Oswald von Wolkenstein, Handschrift c

nach 1445, vermutlich 1450-1470, Papier, 215 x 150 mm, 115 Blätter, einfacher Ledereinband über Holzdeckeln mit Leder-Messingschließe, aufgeschlagen fol. 8v/9r, Bibliothek, FB 1950

Zwischen 1450 und 1470 entsteht die jüngste der drei bekannten Handschriften, die das dichterische Werk Oswalds von Wolkenstein überliefern. Im Gegensatz zu den Handschriften auf Pergament in Wien (Nationalbibliothek) und Innsbruck (Universitätsbibliothek) ist das Exemplar im Ferdinandeum auf Papier geschrieben, sie enthält auch keine Musiknoten.

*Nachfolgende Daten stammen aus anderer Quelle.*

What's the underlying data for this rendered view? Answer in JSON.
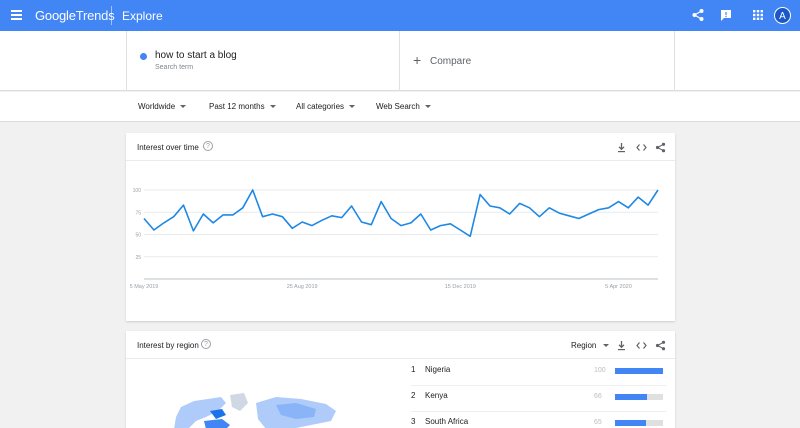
{
  "header": {
    "logo_google": "Google",
    "logo_trends": "Trends",
    "section": "Explore",
    "avatar_letter": "A",
    "icons": [
      "menu-icon",
      "share-icon",
      "feedback-icon",
      "apps-icon"
    ]
  },
  "search": {
    "term": "how to start a blog",
    "term_type": "Search term",
    "term_color": "#4285f4",
    "compare_plus": "+",
    "compare_label": "Compare"
  },
  "filters": {
    "location": "Worldwide",
    "time": "Past 12 months",
    "category": "All categories",
    "property": "Web Search"
  },
  "interest_over_time": {
    "title": "Interest over time",
    "help": "?"
  },
  "interest_by_region": {
    "title": "Interest by region",
    "help": "?",
    "resolution": "Region",
    "rows": [
      {
        "rank": "1",
        "name": "Nigeria",
        "value": "100",
        "fill": 1.0
      },
      {
        "rank": "2",
        "name": "Kenya",
        "value": "66",
        "fill": 0.66
      },
      {
        "rank": "3",
        "name": "South Africa",
        "value": "65",
        "fill": 0.65
      }
    ]
  },
  "chart_data": {
    "type": "line",
    "title": "",
    "xlabel": "",
    "ylabel": "",
    "ylim": [
      0,
      100
    ],
    "yticks": [
      25,
      50,
      75,
      100
    ],
    "ytick_labels": [
      "25",
      "50",
      "75",
      "100"
    ],
    "xtick_labels": [
      "5 May 2019",
      "25 Aug 2019",
      "15 Dec 2019",
      "5 Apr 2020"
    ],
    "xtick_index": [
      0,
      16,
      32,
      48
    ],
    "grid": true,
    "series": [
      {
        "color": "#1e88e5",
        "values": [
          68,
          55,
          63,
          70,
          83,
          54,
          73,
          63,
          72,
          72,
          80,
          100,
          70,
          73,
          70,
          57,
          64,
          60,
          66,
          71,
          69,
          82,
          64,
          61,
          87,
          68,
          60,
          63,
          73,
          55,
          60,
          62,
          55,
          48,
          95,
          82,
          80,
          73,
          85,
          80,
          70,
          80,
          74,
          71,
          68,
          73,
          78,
          80,
          87,
          80,
          92,
          83,
          100
        ]
      }
    ]
  }
}
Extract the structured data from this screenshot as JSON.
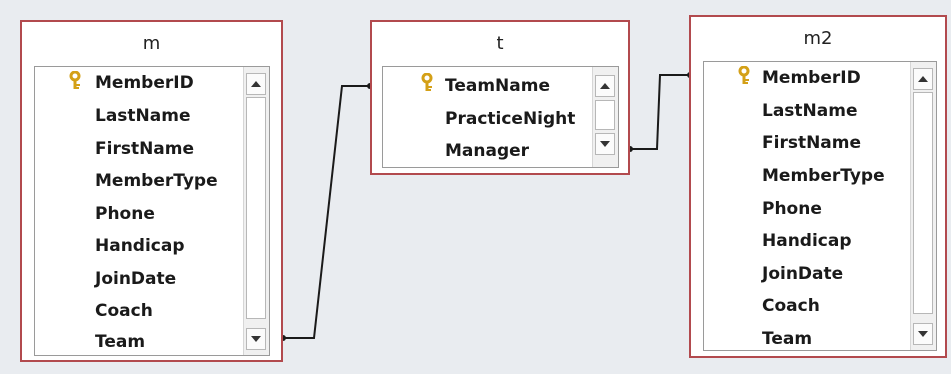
{
  "tables": {
    "m": {
      "title": "m",
      "fields": [
        "MemberID",
        "LastName",
        "FirstName",
        "MemberType",
        "Phone",
        "Handicap",
        "JoinDate",
        "Coach",
        "Team"
      ],
      "primary_key": "MemberID"
    },
    "t": {
      "title": "t",
      "fields": [
        "TeamName",
        "PracticeNight",
        "Manager"
      ],
      "primary_key": "TeamName"
    },
    "m2": {
      "title": "m2",
      "fields": [
        "MemberID",
        "LastName",
        "FirstName",
        "MemberType",
        "Phone",
        "Handicap",
        "JoinDate",
        "Coach",
        "Team"
      ],
      "primary_key": "MemberID"
    }
  },
  "relationships": [
    {
      "from": "m.Team",
      "to": "t.TeamName"
    },
    {
      "from": "t.Manager",
      "to": "m2.MemberID"
    }
  ],
  "colors": {
    "table_border": "#b24a4e",
    "canvas": "#e9ecf0",
    "key_icon": "#d4a017"
  },
  "icons": {
    "primary_key": "key-icon",
    "scroll_up": "triangle-up-icon",
    "scroll_down": "triangle-down-icon"
  }
}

Diese Handschrift befindet sich nachweislich seit 1825 im Ferdinandeum; das genaue Erwerbungsdatum ist unbekannt. Sie entstand sicherlich erst nach Oswald von Wolkenstein’s Tod als Gebrauchshandschrift, die ausschließlich die Textvorlagen ohne dazugehörige Noten tradiert.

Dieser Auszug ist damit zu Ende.